The report describes how more Black women are better informed and ready to advocate for themselves when entering maternity care, but that this is more often because they feel they must fight to be heard. It highlights that racism, both structural and interpersonal, continues to shape Black women’s maternity experiences, with poor communication, lack of empathy and unequal power dynamics leaving them feeling unsupported and unsafe.
Our national maternity inspection programme found huge differences in the way NHS trusts collect and use demographic data, particularly ethnicity data, to address health inequalities in their local populations. We also found that communication with women and their families is not always good enough, particularly for women whose first language is not English. This affects their ability to consent to treatment and can perpetuate levels of fear and anxiety.

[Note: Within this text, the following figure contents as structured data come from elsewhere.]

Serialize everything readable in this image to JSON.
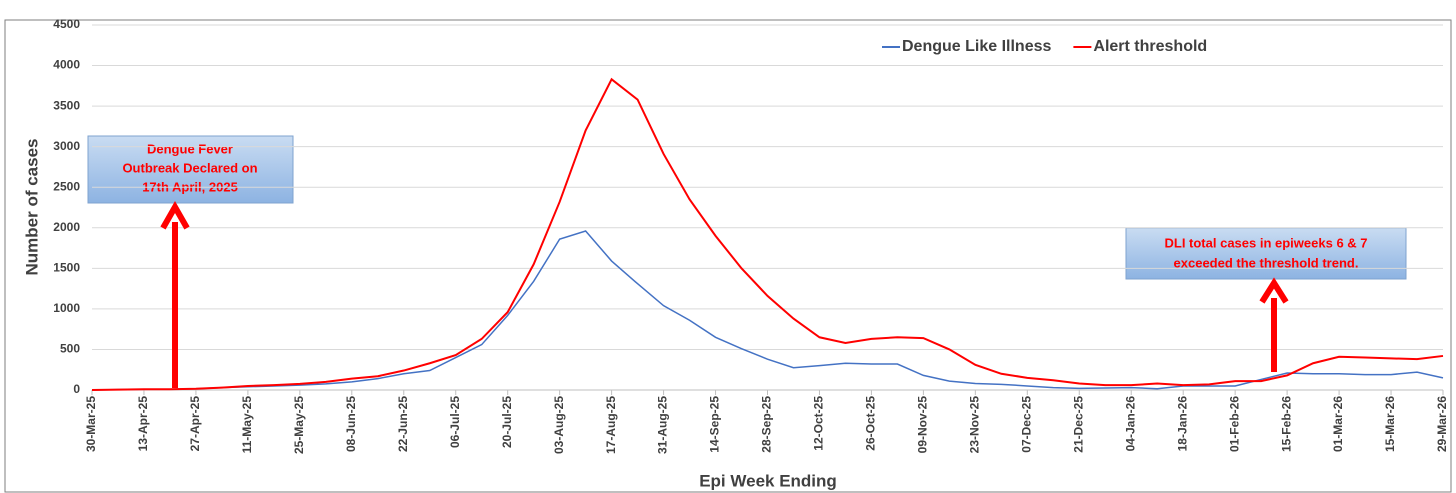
{
  "chart_data": {
    "type": "line",
    "x_label": "Epi Week Ending",
    "y_label": "Number of cases",
    "categories": [
      "30-Mar-25",
      null,
      "13-Apr-25",
      null,
      "27-Apr-25",
      null,
      "11-May-25",
      null,
      "25-May-25",
      null,
      "08-Jun-25",
      null,
      "22-Jun-25",
      null,
      "06-Jul-25",
      null,
      "20-Jul-25",
      null,
      "03-Aug-25",
      null,
      "17-Aug-25",
      null,
      "31-Aug-25",
      null,
      "14-Sep-25",
      null,
      "28-Sep-25",
      null,
      "12-Oct-25",
      null,
      "26-Oct-25",
      null,
      "09-Nov-25",
      null,
      "23-Nov-25",
      null,
      "07-Dec-25",
      null,
      "21-Dec-25",
      null,
      "04-Jan-26",
      null,
      "18-Jan-26",
      null,
      "01-Feb-26",
      null,
      "15-Feb-26",
      null,
      "01-Mar-26",
      null,
      "15-Mar-26",
      null,
      "29-Mar-26"
    ],
    "series": [
      {
        "name": "Dengue Like Illness",
        "color": "#4472c4",
        "values": [
          0,
          5,
          10,
          10,
          15,
          30,
          40,
          50,
          60,
          75,
          100,
          140,
          200,
          240,
          400,
          560,
          920,
          1340,
          1860,
          1960,
          1590,
          1310,
          1040,
          860,
          650,
          510,
          380,
          275,
          300,
          330,
          320,
          320,
          180,
          110,
          80,
          70,
          50,
          30,
          20,
          25,
          30,
          15,
          50,
          50,
          50,
          130,
          210,
          200,
          200,
          190,
          190,
          220,
          150
        ]
      },
      {
        "name": "Alert threshold",
        "color": "#ff0000",
        "values": [
          0,
          5,
          10,
          10,
          15,
          30,
          50,
          60,
          75,
          100,
          140,
          170,
          240,
          330,
          430,
          630,
          960,
          1550,
          2320,
          3200,
          3830,
          3580,
          2910,
          2350,
          1900,
          1500,
          1160,
          880,
          650,
          580,
          630,
          650,
          640,
          500,
          310,
          200,
          150,
          120,
          80,
          60,
          60,
          80,
          60,
          70,
          110,
          110,
          180,
          330,
          410,
          400,
          390,
          380,
          420
        ]
      }
    ],
    "ylim": [
      0,
      4500
    ],
    "yticks": [
      0,
      500,
      1000,
      1500,
      2000,
      2500,
      3000,
      3500,
      4000,
      4500
    ],
    "grid": true,
    "annotations": [
      {
        "lines": [
          "Dengue Fever",
          "Outbreak Declared on",
          "17th April, 2025"
        ]
      },
      {
        "lines": [
          "DLI total cases in epiweeks 6 & 7",
          "exceeded the threshold trend."
        ]
      }
    ]
  }
}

Birth and beyond maternity portal
Around 10 years ago, the maternity team at Royal Surrey NHS Foundation Trust recognised that the antenatal education they provided was not meeting women’s needs. To address this, the team started holding classes that provided evidence-based guidance from staff.
When the COVID-19 pandemic arrived, they were forced to innovate and find other ways to deliver this education. Initially the team used Facebook as it was free and easy to access, but later developed this into the ‘Birth and beyond portal’, which provides:
- videos and written information based on clinical evidence
- toolkits that explain complex areas (such as induction of labour and caesarean sections)

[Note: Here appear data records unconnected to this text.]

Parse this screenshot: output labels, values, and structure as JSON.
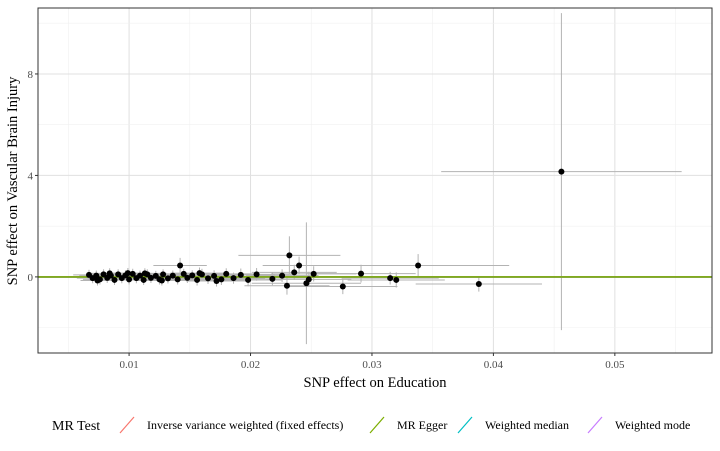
{
  "chart_data": {
    "type": "scatter",
    "title": "",
    "xlabel": "SNP effect on Education",
    "ylabel": "SNP effect on Vascular Brain Injury",
    "xlim": [
      0.0025,
      0.058
    ],
    "ylim": [
      -3.0,
      10.6
    ],
    "xticks": [
      0.01,
      0.02,
      0.03,
      0.04,
      0.05
    ],
    "xtick_labels": [
      "0.01",
      "0.02",
      "0.03",
      "0.04",
      "0.05"
    ],
    "yticks": [
      0,
      4,
      8
    ],
    "ytick_labels": [
      "0",
      "4",
      "8"
    ],
    "grid": true,
    "legend": {
      "title": "MR Test",
      "position": "bottom",
      "entries": [
        {
          "label": "Inverse variance weighted (fixed effects)",
          "color": "#F8766D"
        },
        {
          "label": "MR Egger",
          "color": "#7CAE00"
        },
        {
          "label": "Weighted median",
          "color": "#00BFC4"
        },
        {
          "label": "Weighted mode",
          "color": "#C77CFF"
        }
      ]
    },
    "regression_lines": [
      {
        "method": "Inverse variance weighted (fixed effects)",
        "slope": 0.0,
        "intercept": 0.0,
        "color": "#F8766D"
      },
      {
        "method": "Weighted median",
        "slope": 0.0,
        "intercept": 0.0,
        "color": "#00BFC4"
      },
      {
        "method": "Weighted mode",
        "slope": 0.0,
        "intercept": 0.0,
        "color": "#C77CFF"
      },
      {
        "method": "MR Egger",
        "slope": 0.0,
        "intercept": 0.0,
        "color": "#7CAE00"
      }
    ],
    "error_bar_color": "#b3b3b3",
    "point_color": "#000000",
    "points": [
      {
        "x": 0.0456,
        "y": 4.15,
        "xerr": 0.0099,
        "yerr": 6.25
      },
      {
        "x": 0.0388,
        "y": -0.28,
        "xerr": 0.0052,
        "yerr": 0.3
      },
      {
        "x": 0.0338,
        "y": 0.45,
        "xerr": 0.0075,
        "yerr": 0.45
      },
      {
        "x": 0.0291,
        "y": 0.13,
        "xerr": 0.0045,
        "yerr": 0.35
      },
      {
        "x": 0.0276,
        "y": -0.38,
        "xerr": 0.0045,
        "yerr": 0.3
      },
      {
        "x": 0.0246,
        "y": -0.25,
        "xerr": 0.0045,
        "yerr": 2.4
      },
      {
        "x": 0.0232,
        "y": 0.85,
        "xerr": 0.0042,
        "yerr": 0.75
      },
      {
        "x": 0.024,
        "y": 0.45,
        "xerr": 0.003,
        "yerr": 0.35
      },
      {
        "x": 0.023,
        "y": -0.35,
        "xerr": 0.0035,
        "yerr": 0.35
      },
      {
        "x": 0.0142,
        "y": 0.45,
        "xerr": 0.0022,
        "yerr": 0.3
      },
      {
        "x": 0.032,
        "y": -0.12,
        "xerr": 0.004,
        "yerr": 0.3
      },
      {
        "x": 0.0315,
        "y": -0.05,
        "xerr": 0.004,
        "yerr": 0.25
      },
      {
        "x": 0.0252,
        "y": 0.12,
        "xerr": 0.0035,
        "yerr": 0.3
      },
      {
        "x": 0.0248,
        "y": -0.1,
        "xerr": 0.0035,
        "yerr": 0.3
      },
      {
        "x": 0.0236,
        "y": 0.18,
        "xerr": 0.0035,
        "yerr": 0.3
      },
      {
        "x": 0.0226,
        "y": 0.05,
        "xerr": 0.003,
        "yerr": 0.25
      },
      {
        "x": 0.0218,
        "y": -0.08,
        "xerr": 0.003,
        "yerr": 0.25
      },
      {
        "x": 0.0205,
        "y": 0.1,
        "xerr": 0.003,
        "yerr": 0.25
      },
      {
        "x": 0.0198,
        "y": -0.12,
        "xerr": 0.0028,
        "yerr": 0.25
      },
      {
        "x": 0.0192,
        "y": 0.08,
        "xerr": 0.0028,
        "yerr": 0.25
      },
      {
        "x": 0.0186,
        "y": -0.05,
        "xerr": 0.0026,
        "yerr": 0.22
      },
      {
        "x": 0.018,
        "y": 0.12,
        "xerr": 0.0026,
        "yerr": 0.22
      },
      {
        "x": 0.0176,
        "y": -0.1,
        "xerr": 0.0025,
        "yerr": 0.22
      },
      {
        "x": 0.017,
        "y": 0.04,
        "xerr": 0.0025,
        "yerr": 0.22
      },
      {
        "x": 0.0165,
        "y": -0.06,
        "xerr": 0.0024,
        "yerr": 0.22
      },
      {
        "x": 0.016,
        "y": 0.1,
        "xerr": 0.0024,
        "yerr": 0.22
      },
      {
        "x": 0.0156,
        "y": -0.12,
        "xerr": 0.0023,
        "yerr": 0.22
      },
      {
        "x": 0.0152,
        "y": 0.06,
        "xerr": 0.0023,
        "yerr": 0.2
      },
      {
        "x": 0.0148,
        "y": -0.04,
        "xerr": 0.0022,
        "yerr": 0.2
      },
      {
        "x": 0.0145,
        "y": 0.12,
        "xerr": 0.0022,
        "yerr": 0.2
      },
      {
        "x": 0.014,
        "y": -0.1,
        "xerr": 0.0021,
        "yerr": 0.2
      },
      {
        "x": 0.0136,
        "y": 0.05,
        "xerr": 0.0021,
        "yerr": 0.2
      },
      {
        "x": 0.0132,
        "y": -0.06,
        "xerr": 0.002,
        "yerr": 0.2
      },
      {
        "x": 0.0128,
        "y": 0.1,
        "xerr": 0.002,
        "yerr": 0.2
      },
      {
        "x": 0.0125,
        "y": -0.1,
        "xerr": 0.002,
        "yerr": 0.2
      },
      {
        "x": 0.0122,
        "y": 0.04,
        "xerr": 0.0019,
        "yerr": 0.2
      },
      {
        "x": 0.0118,
        "y": -0.04,
        "xerr": 0.0019,
        "yerr": 0.2
      },
      {
        "x": 0.0115,
        "y": 0.1,
        "xerr": 0.0018,
        "yerr": 0.2
      },
      {
        "x": 0.0112,
        "y": -0.12,
        "xerr": 0.0018,
        "yerr": 0.2
      },
      {
        "x": 0.0109,
        "y": 0.05,
        "xerr": 0.0018,
        "yerr": 0.2
      },
      {
        "x": 0.0106,
        "y": -0.05,
        "xerr": 0.0017,
        "yerr": 0.2
      },
      {
        "x": 0.0103,
        "y": 0.12,
        "xerr": 0.0017,
        "yerr": 0.2
      },
      {
        "x": 0.01,
        "y": -0.1,
        "xerr": 0.0017,
        "yerr": 0.2
      },
      {
        "x": 0.0097,
        "y": 0.06,
        "xerr": 0.0016,
        "yerr": 0.2
      },
      {
        "x": 0.0094,
        "y": -0.05,
        "xerr": 0.0016,
        "yerr": 0.2
      },
      {
        "x": 0.0091,
        "y": 0.1,
        "xerr": 0.0016,
        "yerr": 0.2
      },
      {
        "x": 0.0088,
        "y": -0.12,
        "xerr": 0.0015,
        "yerr": 0.2
      },
      {
        "x": 0.0085,
        "y": 0.05,
        "xerr": 0.0015,
        "yerr": 0.2
      },
      {
        "x": 0.0082,
        "y": -0.04,
        "xerr": 0.0015,
        "yerr": 0.2
      },
      {
        "x": 0.0079,
        "y": 0.1,
        "xerr": 0.0014,
        "yerr": 0.2
      },
      {
        "x": 0.0076,
        "y": -0.1,
        "xerr": 0.0014,
        "yerr": 0.2
      },
      {
        "x": 0.0073,
        "y": 0.05,
        "xerr": 0.0014,
        "yerr": 0.2
      },
      {
        "x": 0.007,
        "y": -0.05,
        "xerr": 0.0013,
        "yerr": 0.2
      },
      {
        "x": 0.0067,
        "y": 0.08,
        "xerr": 0.0013,
        "yerr": 0.2
      },
      {
        "x": 0.0099,
        "y": 0.15,
        "xerr": 0.0017,
        "yerr": 0.2
      },
      {
        "x": 0.0113,
        "y": 0.14,
        "xerr": 0.0018,
        "yerr": 0.2
      },
      {
        "x": 0.0127,
        "y": -0.14,
        "xerr": 0.002,
        "yerr": 0.2
      },
      {
        "x": 0.0084,
        "y": 0.14,
        "xerr": 0.0015,
        "yerr": 0.2
      },
      {
        "x": 0.0074,
        "y": -0.14,
        "xerr": 0.0014,
        "yerr": 0.2
      },
      {
        "x": 0.0158,
        "y": 0.15,
        "xerr": 0.0024,
        "yerr": 0.22
      },
      {
        "x": 0.0172,
        "y": -0.16,
        "xerr": 0.0025,
        "yerr": 0.22
      }
    ]
  }
}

- access to clinical guidelines
- a booking portal to attend online or in-person antenatal classes.
The maternity service actively engages with its population through social media and works closely with the local Maternity and Neonatal Voices Partnership to contact harder-to-reach communities. The portal is also translated into more than 200 languages.
By using polls and questions like “what have you googled lately” they can stay on top of topics that birthing people want access to and provide access to NHS approved and evidence-based information.
Feedback on the portal has been positive, with people who use the service saying it made them feel better informed and prepared.